Виноградов был не только замечательный ученый, но и большой мастер научных интриг, отчасти благодаря которым он и занял столь высокий административный пост. В отличие от других академиков, он благоволил к Зимину, поощрял его и даже приглашал к себе домой. Правда, практически никак не поддержал и о книге Зимина не написал ни строчки. Видимо, Виноградов следовал давно известному принципу всех властолюбцев: «Разделяй — и властвуй!», имей союзников по обе стороны конфликта — и тогда будешь неуязвим и в любом случае сможешь предъявить «выигрышную карту». Если понадобится — можно использовать Зимина против Лихачева, который набрал уж очень большой авторитет — таков, вероятно, был тонкий расчет Виноградова. Человек он, судя по воспоминаниям, был веселый, общительный, остроумный, но отнюдь не безобидный. Уже упоминался эпизод о поездке ведущих славистов в 1958 году в Ясную Поляну, когда Виноградов пытался развеселить группу ученых, насмешливо комментируя наряд несколько чопорного, старомодного Лихачева, и получил в ответ его отповедь — с улыбкой, но и с достоинством… Большие ученые зачастую люди далеко не простые, и с ними надо держать ухо востро. И игра вокруг еще не законченной книги Зимина, в которой многие преследовали не только научные, но и всяческие побочные цели, утомляла и раздражала Лихачева. В продолжении того же письма Робинсону Лихачев писал:
«…Эта бедность доклада Зимина меня раздражает, так как спорить совсем неинтересно и даже бесполезно. Если он так обходится с литературой вопроса, то он так же обойдется и с нашими возражениями. Впрочем, я не удивлен: так он спорит и по другим вопросам… Теорию „полезности“ работы Зимина по „Слову“ выдвигают сейчас Лурье и Дмитриев, Салмина (робко) и пр. лица, находящиеся под влиянием ЯС (Я. С. Лурье. —
В другом письме А. Н. Робинсону Лихачев опять возвращается к больной теме: «Зимин силен только своей позицией (соблазнительной для всех любителей оппозиции)».

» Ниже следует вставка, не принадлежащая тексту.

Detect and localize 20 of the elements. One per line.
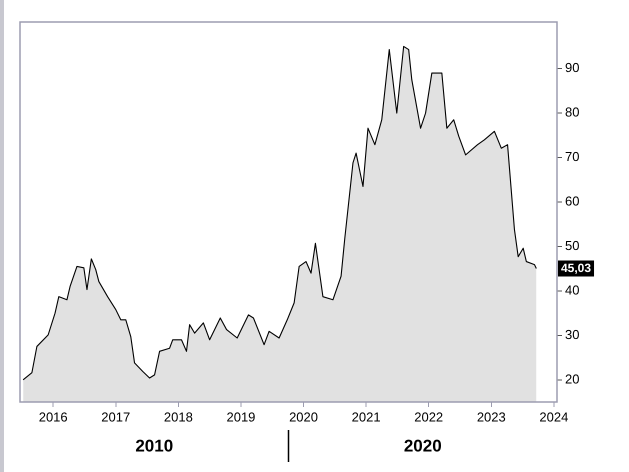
x-tick-label: 2016 bbox=[38, 409, 68, 424]
y-tick-label: 60 bbox=[565, 194, 580, 209]
x-tick-label: 2021 bbox=[352, 409, 381, 424]
text: 2010 bbox=[135, 436, 174, 456]
y-tick-label: 80 bbox=[565, 104, 580, 120]
y-tick-label: 90 bbox=[565, 60, 580, 76]
x-tick-label: 2018 bbox=[164, 409, 193, 424]
x-tick-label: 2017 bbox=[101, 409, 130, 424]
text: 2020 bbox=[404, 436, 442, 456]
y-tick-label: 30 bbox=[565, 326, 580, 342]
y-tick-label: 20 bbox=[565, 371, 580, 386]
y-tick-label: 50 bbox=[565, 238, 580, 254]
x-tick-label: 2024 bbox=[539, 409, 568, 424]
annotation: 45,03 bbox=[561, 260, 592, 275]
x-tick-label: 2019 bbox=[226, 409, 256, 424]
x-tick-label: 2022 bbox=[414, 409, 444, 424]
y-tick-label: 40 bbox=[565, 282, 580, 298]
x-tick-label: 2023 bbox=[476, 409, 506, 424]
x-tick-label: 2020 bbox=[289, 409, 318, 424]
y-tick-label: 70 bbox=[565, 149, 580, 164]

Тем не менее вокруг Зимина собрались люди отнюдь не слабые. Первый — это, конечно, всемогущий, влиятельнейший, авторитетнейший академик Виктор Владимирович Виноградов, лингвист и литературовед, человек яркий, незаурядный. В 1934 году был арестован, с 1934 по 1936 год отбывал наказание, в 1940 году защитил докторскую диссертацию. С 1941-го по 1943-й был в ссылке, но продолжал свои научные исследования, и в 1944 году стал профессором, деканом филологического факультета, завкафедрой русского языка МГУ. Он — создатель и главный редактор журнала «Вопросы языкознания», председатель Международного и Советского комитетов славистов, член нескольких зарубежных академий, академик-секретарь Отделения литературы и языка АН СССР. Считал нужным, из каких-то своих соображений, поддерживать Зимина.
Второй — профессор, доктор филологических наук, научный сотрудник Сектора древнерусской литературы Яков Соломонович Лурье, исследователь русского летописания, древнерусской публицистики XIV–XVI веков, истории внешней политики Московского государства, а также творчества русских писателей XIX–XX веков (Льва Толстого, Михаила Булгакова, Ильи Ильфа и Евгения Петрова).
Третий — тоже весьма почтенный и заслуженный человек, Владимир Иванович Малышев, литературовед, археограф, на момент дискуссии — кандидат филологических наук, собиратель древнерусских рукописей, создатель Древлехранилища Пушкинского Дома, которое в настоящий момент носит его имя. Лихачев всегда относился к Владимиру Ивановичу с величайшим уважением, проводил после его смерти «Малышевские чтения», написал вступительное слово к сборнику памяти Малышева. Но в то время, о котором идет речь, из-за гипотезы Зимина отношения Лихачева и Малышева испортились.
Кроме перечисленных, было еще немало ученых, в той или иной степени поддерживающих Зимина, было много сочувствующих, советующих, помогающих ему в работе, в поисках материалов. «Бунтарское» поведение Зимина в те годы встречало горячую поддержку в обществе, бурно стремящемся к переменам.